I use a 2, 1 and 0 mark scheme and the promote “Were you correct and accurate? Then 2 marks. 1 mark if you were correct.”
It is helpful when leveraging the empirical benefits of self-assessment and in our attempts to reduce time costs of following up on self-assessment queries, I use the phrase “correct and accurate.”
Take the three versions of the “diamond” question below. All query the same knowledge, to varying complexity and difficulty.
Question or Cue | Response | Hint |
On what code and what colour scale are diamonds graded? | D (colourless) to Z (light yellow) | Alpha codes |
Diamonds are coded D-Z and graded c_________ to l_____ y_______. | D___________ are coded ___-___ and graded colourless to light yellow. | Alpha codes |
Diamonds are graded D-Z. What colours do grades D and Z represent? | Colourless to light yellow | Is D a colour at all? |
It is tricky. The first possible error is that the question probes two parts. Code and Colour. Solution: Write two separate questions. What code? What colour?
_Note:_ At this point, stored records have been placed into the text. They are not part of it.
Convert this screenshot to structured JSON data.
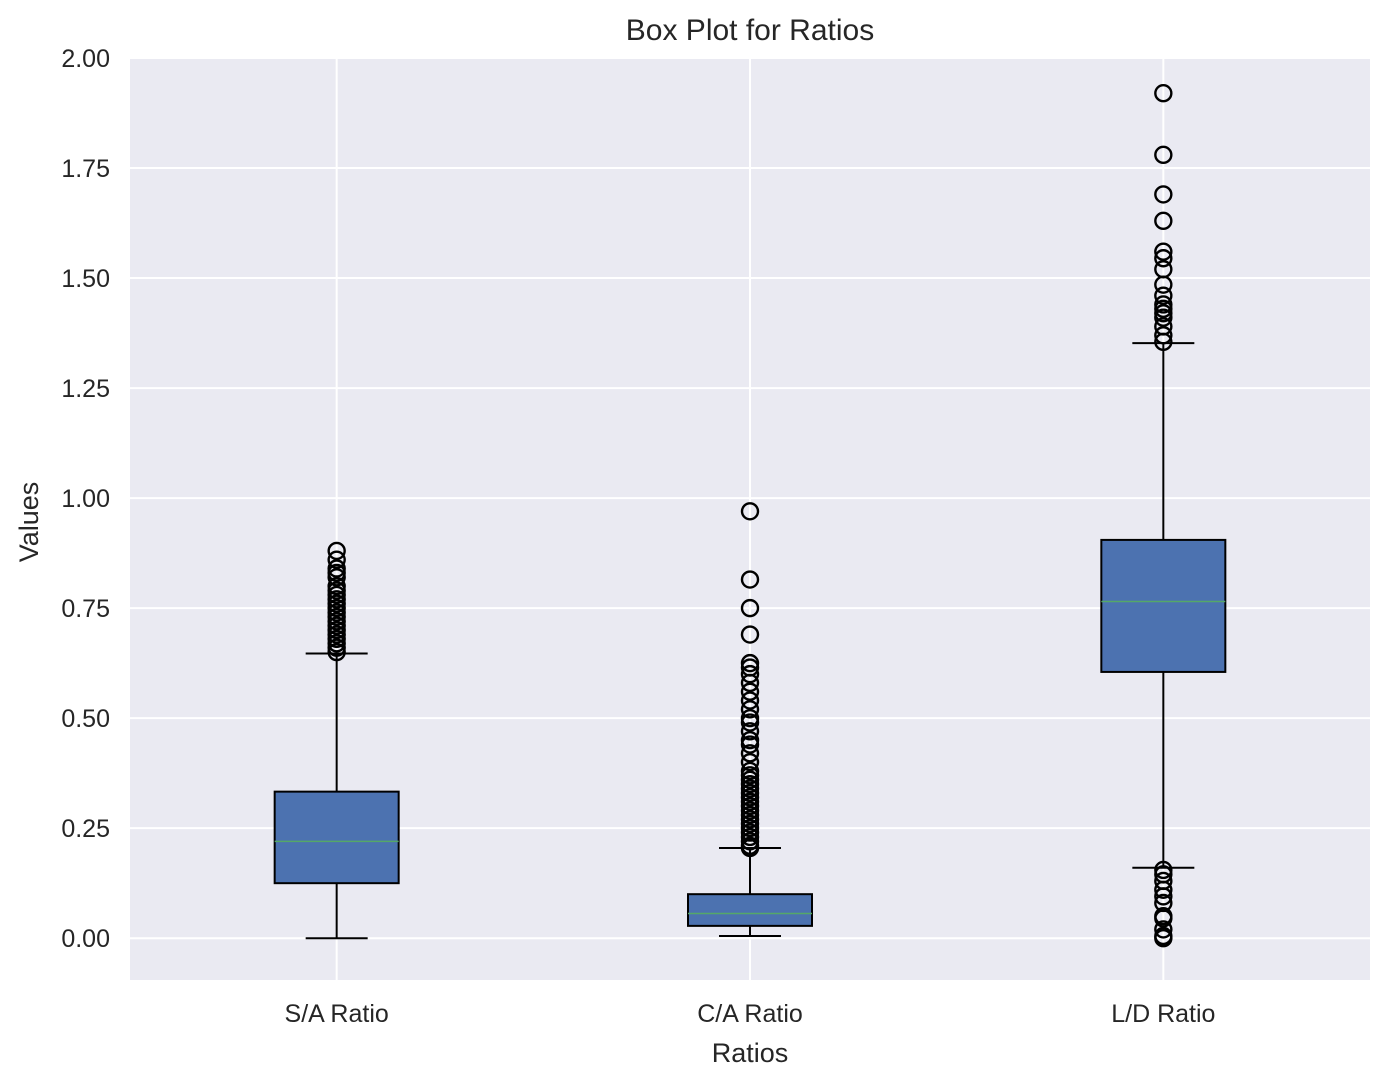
{
  "chart_data": {
    "type": "box",
    "title": "Box Plot for Ratios",
    "xlabel": "Ratios",
    "ylabel": "Values",
    "ylim": [
      -0.095,
      2.0
    ],
    "yticks": [
      "0.00",
      "0.25",
      "0.50",
      "0.75",
      "1.00",
      "1.25",
      "1.50",
      "1.75",
      "2.00"
    ],
    "ytick_values": [
      0,
      0.25,
      0.5,
      0.75,
      1.0,
      1.25,
      1.5,
      1.75,
      2.0
    ],
    "grid": true,
    "categories": [
      "S/A Ratio",
      "C/A Ratio",
      "L/D Ratio"
    ],
    "boxes": [
      {
        "label": "S/A Ratio",
        "whisker_low": 0.0,
        "q1": 0.125,
        "median": 0.22,
        "q3": 0.333,
        "whisker_high": 0.647,
        "outliers": [
          0.65,
          0.66,
          0.67,
          0.68,
          0.69,
          0.7,
          0.71,
          0.72,
          0.73,
          0.74,
          0.75,
          0.76,
          0.77,
          0.78,
          0.79,
          0.8,
          0.82,
          0.83,
          0.84,
          0.86,
          0.88
        ]
      },
      {
        "label": "C/A Ratio",
        "whisker_low": 0.005,
        "q1": 0.028,
        "median": 0.056,
        "q3": 0.1,
        "whisker_high": 0.205,
        "outliers": [
          0.205,
          0.21,
          0.22,
          0.23,
          0.24,
          0.25,
          0.26,
          0.27,
          0.28,
          0.29,
          0.3,
          0.31,
          0.32,
          0.33,
          0.34,
          0.35,
          0.36,
          0.37,
          0.38,
          0.4,
          0.42,
          0.44,
          0.45,
          0.47,
          0.49,
          0.5,
          0.52,
          0.54,
          0.56,
          0.58,
          0.6,
          0.615,
          0.625,
          0.69,
          0.75,
          0.815,
          0.97
        ]
      },
      {
        "label": "L/D Ratio",
        "whisker_low": 0.16,
        "q1": 0.605,
        "median": 0.765,
        "q3": 0.905,
        "whisker_high": 1.352,
        "outliers": [
          0.0,
          0.005,
          0.02,
          0.045,
          0.05,
          0.08,
          0.095,
          0.11,
          0.13,
          0.145,
          0.155,
          1.355,
          1.37,
          1.39,
          1.41,
          1.42,
          1.43,
          1.44,
          1.46,
          1.485,
          1.52,
          1.545,
          1.56,
          1.63,
          1.69,
          1.78,
          1.92
        ]
      }
    ],
    "colors": {
      "box_fill": "#4c72b0",
      "median": "#55a868",
      "plot_background": "#eaeaf2",
      "grid": "#ffffff",
      "edge": "#000000"
    }
  }
}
As for the responses. What mark(s) would you give the following answers to “On what code and colour scale are diamonds graded?”
- Colourless and light yellow (pupils would be expected to add D with colourless and Z to light yellow)
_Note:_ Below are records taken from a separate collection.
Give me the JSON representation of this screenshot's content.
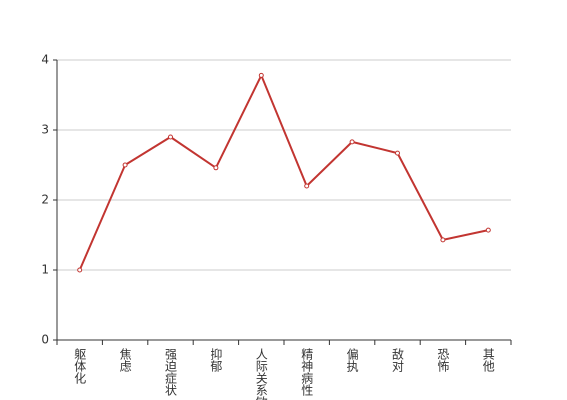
{
  "chart_data": {
    "type": "line",
    "categories": [
      "躯体化",
      "焦虑",
      "强迫症状",
      "抑郁",
      "人际关系敏感",
      "精神病性",
      "偏执",
      "敌对",
      "恐怖",
      "其他"
    ],
    "values": [
      1.0,
      2.5,
      2.9,
      2.46,
      3.78,
      2.2,
      2.83,
      2.67,
      1.43,
      1.57
    ],
    "color": "#c23531",
    "ylim": [
      0,
      4
    ],
    "yticks": [
      0,
      1,
      2,
      3,
      4
    ],
    "grid": true
  }
}
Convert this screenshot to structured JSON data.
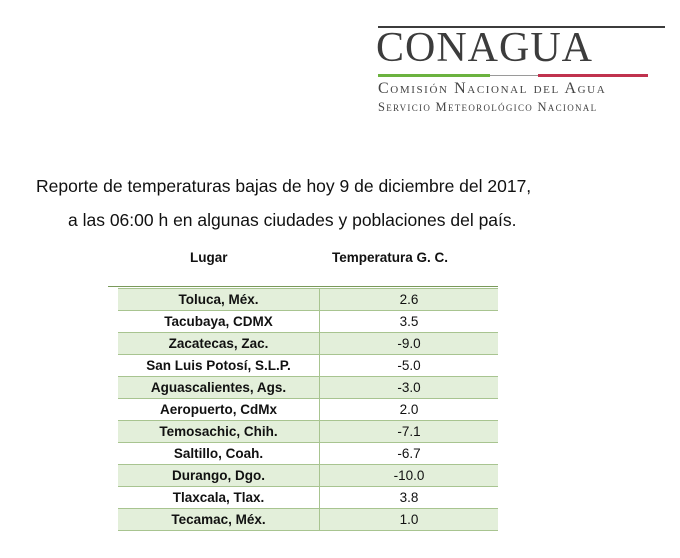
{
  "logo": {
    "wordmark": "CONAGUA",
    "line1": "Comisión Nacional del Agua",
    "line2": "Servicio Meteorológico Nacional"
  },
  "report": {
    "line1": "Reporte de temperaturas bajas de hoy 9 de diciembre del 2017,",
    "line2": "a las 06:00 h en algunas ciudades y poblaciones del país."
  },
  "table": {
    "headers": {
      "place": "Lugar",
      "temperature": "Temperatura G. C."
    },
    "rows": [
      {
        "place": "Toluca, Méx.",
        "temp": "2.6"
      },
      {
        "place": "Tacubaya, CDMX",
        "temp": "3.5"
      },
      {
        "place": "Zacatecas, Zac.",
        "temp": "-9.0"
      },
      {
        "place": "San Luis Potosí, S.L.P.",
        "temp": "-5.0"
      },
      {
        "place": "Aguascalientes, Ags.",
        "temp": "-3.0"
      },
      {
        "place": "Aeropuerto, CdMx",
        "temp": "2.0"
      },
      {
        "place": "Temosachic, Chih.",
        "temp": "-7.1"
      },
      {
        "place": "Saltillo, Coah.",
        "temp": "-6.7"
      },
      {
        "place": "Durango, Dgo.",
        "temp": "-10.0"
      },
      {
        "place": "Tlaxcala, Tlax.",
        "temp": "3.8"
      },
      {
        "place": "Tecamac, Méx.",
        "temp": "1.0"
      }
    ]
  },
  "colors": {
    "row_stripe": "#e3efda",
    "logo_green": "#6bb23f",
    "logo_red": "#c0324e"
  }
}
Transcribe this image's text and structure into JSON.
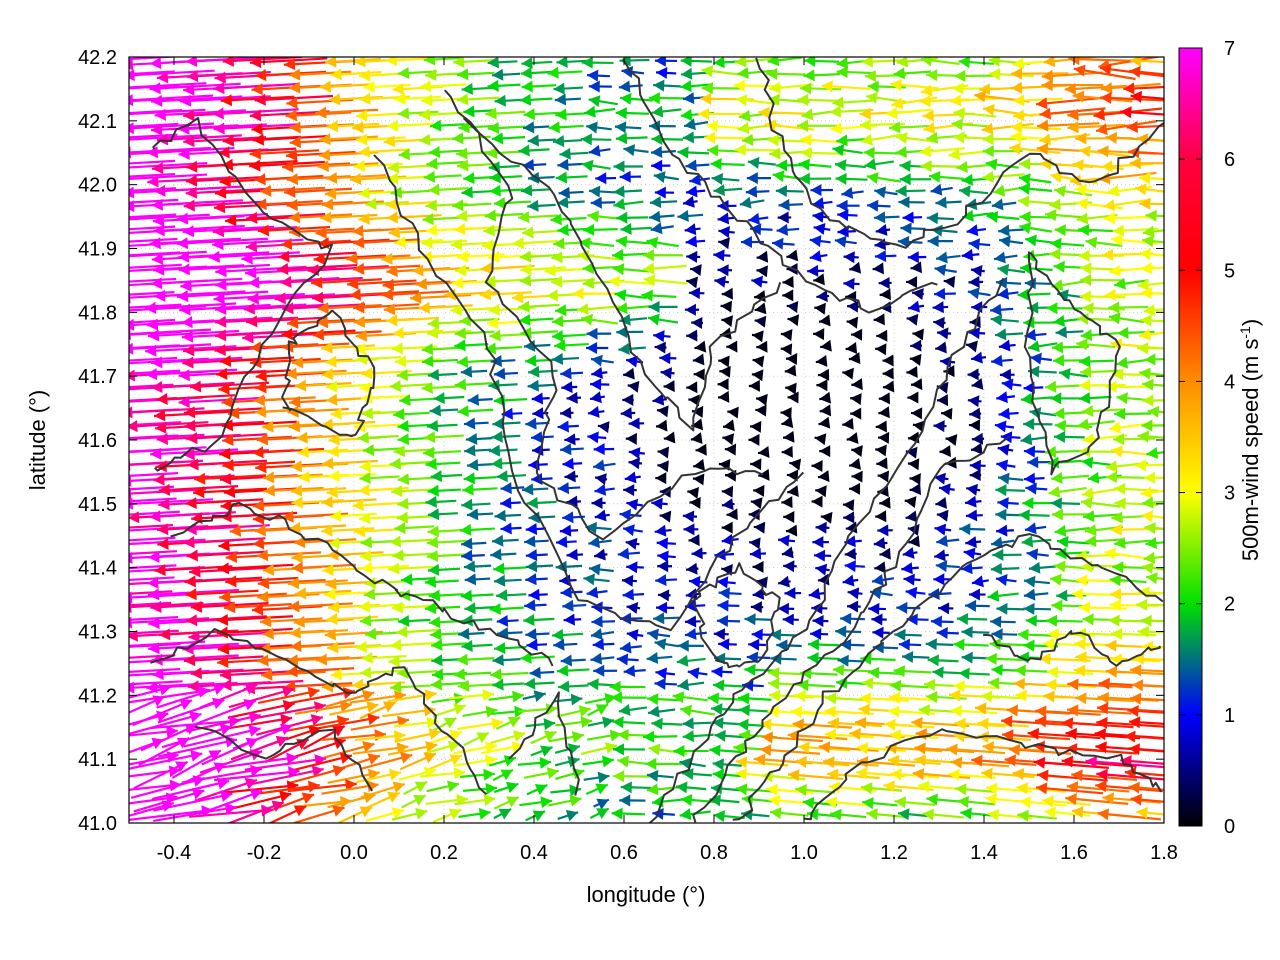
{
  "chart_data": {
    "type": "vector-field",
    "title": "",
    "xlabel": "longitude (°)",
    "ylabel": "latitude (°)",
    "xlim": [
      -0.5,
      1.8
    ],
    "ylim": [
      41.0,
      42.2
    ],
    "xticks": [
      "-0.4",
      "-0.2",
      "0.0",
      "0.2",
      "0.4",
      "0.6",
      "0.8",
      "1.0",
      "1.2",
      "1.4",
      "1.6",
      "1.8"
    ],
    "yticks": [
      "41.0",
      "41.1",
      "41.2",
      "41.3",
      "41.4",
      "41.5",
      "41.6",
      "41.7",
      "41.8",
      "41.9",
      "42.0",
      "42.1",
      "42.2"
    ],
    "grid": true,
    "colorbar": {
      "label_main": "500m-wind speed (m s",
      "label_sup": "-1",
      "label_end": ")",
      "range": [
        0,
        7
      ],
      "ticks": [
        "0",
        "1",
        "2",
        "3",
        "4",
        "5",
        "6",
        "7"
      ],
      "palette": [
        "#000000",
        "#0000ff",
        "#00e000",
        "#ffff00",
        "#ff8c00",
        "#ff0000",
        "#ff00ff"
      ]
    },
    "contour_color": "#333333"
  }
}
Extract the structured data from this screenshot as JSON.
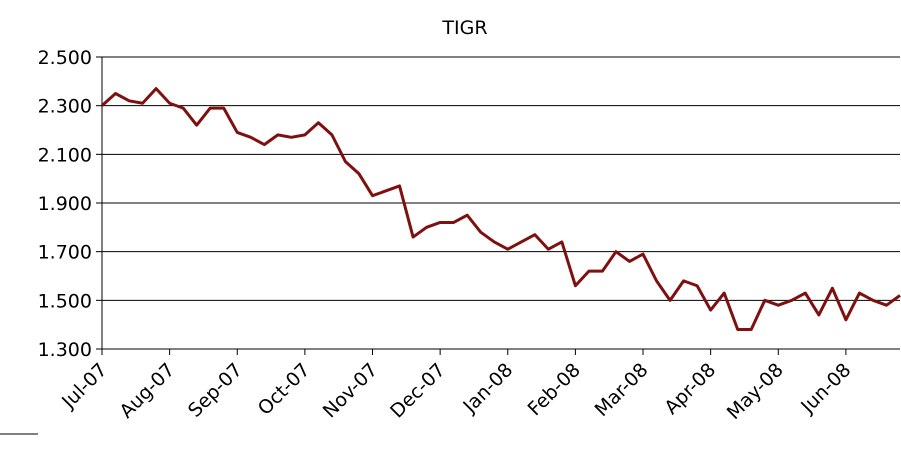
{
  "chart_data": {
    "type": "line",
    "title": "TIGR",
    "x": [
      0,
      0.2,
      0.4,
      0.6,
      0.8,
      1.0,
      1.2,
      1.4,
      1.6,
      1.8,
      2.0,
      2.2,
      2.4,
      2.6,
      2.8,
      3.0,
      3.2,
      3.4,
      3.6,
      3.8,
      4.0,
      4.2,
      4.4,
      4.6,
      4.8,
      5.0,
      5.2,
      5.4,
      5.6,
      5.8,
      6.0,
      6.2,
      6.4,
      6.6,
      6.8,
      7.0,
      7.2,
      7.4,
      7.6,
      7.8,
      8.0,
      8.2,
      8.4,
      8.6,
      8.8,
      9.0,
      9.2,
      9.4,
      9.6,
      9.8,
      10.0,
      10.2,
      10.4,
      10.6,
      10.8,
      11.0,
      11.2,
      11.4,
      11.6,
      11.8
    ],
    "series": [
      {
        "color": "#7f1010",
        "values": [
          2.3,
          2.35,
          2.32,
          2.31,
          2.37,
          2.31,
          2.29,
          2.22,
          2.29,
          2.29,
          2.19,
          2.17,
          2.14,
          2.18,
          2.17,
          2.18,
          2.23,
          2.18,
          2.07,
          2.02,
          1.93,
          1.95,
          1.97,
          1.76,
          1.8,
          1.82,
          1.82,
          1.85,
          1.78,
          1.74,
          1.71,
          1.74,
          1.77,
          1.71,
          1.74,
          1.56,
          1.62,
          1.62,
          1.7,
          1.66,
          1.69,
          1.58,
          1.5,
          1.58,
          1.56,
          1.46,
          1.53,
          1.38,
          1.38,
          1.5,
          1.48,
          1.5,
          1.53,
          1.44,
          1.55,
          1.42,
          1.53,
          1.5,
          1.48,
          1.52
        ]
      }
    ],
    "xlim": [
      0,
      11.8
    ],
    "xticks": [
      {
        "value": 0,
        "label": "Jul-07"
      },
      {
        "value": 1,
        "label": "Aug-07"
      },
      {
        "value": 2,
        "label": "Sep-07"
      },
      {
        "value": 3,
        "label": "Oct-07"
      },
      {
        "value": 4,
        "label": "Nov-07"
      },
      {
        "value": 5,
        "label": "Dec-07"
      },
      {
        "value": 6,
        "label": "Jan-08"
      },
      {
        "value": 7,
        "label": "Feb-08"
      },
      {
        "value": 8,
        "label": "Mar-08"
      },
      {
        "value": 9,
        "label": "Apr-08"
      },
      {
        "value": 10,
        "label": "May-08"
      },
      {
        "value": 11,
        "label": "Jun-08"
      }
    ],
    "ylim": [
      1.3,
      2.5
    ],
    "yticks": [
      {
        "value": 1.3,
        "label": "1.300"
      },
      {
        "value": 1.5,
        "label": "1.500"
      },
      {
        "value": 1.7,
        "label": "1.700"
      },
      {
        "value": 1.9,
        "label": "1.900"
      },
      {
        "value": 2.1,
        "label": "2.100"
      },
      {
        "value": 2.3,
        "label": "2.300"
      },
      {
        "value": 2.5,
        "label": "2.500"
      }
    ],
    "grid": true
  }
}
- Colourless and yellow (pupils would be expected to add D with colourless and Z and light to yellow)
- D-Z (pupils would be expected to add colourless with D and light yellow to Z)
In essence, the finished quiz, complete with additions would be worth full marks.
1 and 3 are correct, none are accurate?
Hence we always mark questions out 2 marks, we use self-assessment 90% of the time, and we always expect the full, accurate and correct answer recorded in exercise books following self-assessment.